Shannon had taken a piece of paper from his pocket. He now read aloud the following:

“At a special conference of Protestant leaders the following declaration of principles was read: ‘We have full faith, First, in the supernatural power of God in the government of the world, and especially in the establishment of the Christian religion; Second, in the divine and supernatural inspiration of the Holy Books, as well as in their sovereign authority in religious matters; Third, in the eternal divinity and miraculous birth as well as in the resurrection of our Lord Jesus Christ, God-man, Saviour and Redeemer of men.’ The man who read these propositions then addressed the Conference with these words: ‘Gentlemen, Attacks against the bases of Christianity are seen everywhere, in Germany, Switzerland, Holland, England and France. I fear nothing, provided aggression meets with resistance. It is by our faith and labour that the Christian religion must be defended.’ Conrad, my idea is, Let us resist, not Let us collapse before aggression. Let us count ourselves Defenders of the Faith. Let it be ‘On for the New Crusade.’”

“Who made that declaration?”

“Guess.”

“I can’t guess. But it is up to date all right.”

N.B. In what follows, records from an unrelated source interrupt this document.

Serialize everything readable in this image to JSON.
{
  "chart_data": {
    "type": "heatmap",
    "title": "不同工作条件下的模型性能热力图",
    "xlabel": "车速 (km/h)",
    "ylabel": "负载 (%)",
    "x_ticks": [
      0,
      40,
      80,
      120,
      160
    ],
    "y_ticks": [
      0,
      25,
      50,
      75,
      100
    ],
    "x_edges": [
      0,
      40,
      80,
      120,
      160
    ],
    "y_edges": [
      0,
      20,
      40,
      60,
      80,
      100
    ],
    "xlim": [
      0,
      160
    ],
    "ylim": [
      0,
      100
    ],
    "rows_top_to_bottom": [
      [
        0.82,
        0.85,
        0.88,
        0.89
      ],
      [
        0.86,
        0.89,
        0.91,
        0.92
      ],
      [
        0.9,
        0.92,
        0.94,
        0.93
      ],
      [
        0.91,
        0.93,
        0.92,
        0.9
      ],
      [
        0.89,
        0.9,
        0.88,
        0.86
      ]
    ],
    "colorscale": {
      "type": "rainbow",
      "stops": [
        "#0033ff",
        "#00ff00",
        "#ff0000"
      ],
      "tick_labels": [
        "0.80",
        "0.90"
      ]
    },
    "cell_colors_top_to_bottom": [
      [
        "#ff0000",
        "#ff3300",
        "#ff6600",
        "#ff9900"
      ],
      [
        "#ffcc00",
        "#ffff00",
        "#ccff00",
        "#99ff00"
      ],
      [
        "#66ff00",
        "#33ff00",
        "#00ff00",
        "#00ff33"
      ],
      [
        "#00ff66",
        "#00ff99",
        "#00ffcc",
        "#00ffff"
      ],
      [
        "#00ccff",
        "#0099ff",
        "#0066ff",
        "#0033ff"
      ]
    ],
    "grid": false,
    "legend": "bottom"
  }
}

“Not precisely. It was delivered fifty years ago by M. Guizot in the Conference of the National Protestant Church of France. Now give me your hand, old fellow. Resistance is a man’s job. You and I have got to go to it.”

“But, Shannon,” Conrad spoke with sudden return of energy, “controversy and counter-attacks are going on all the time. They accomplish nothing.”

“I know that. There must be a more excellent way. It is for us to find it.”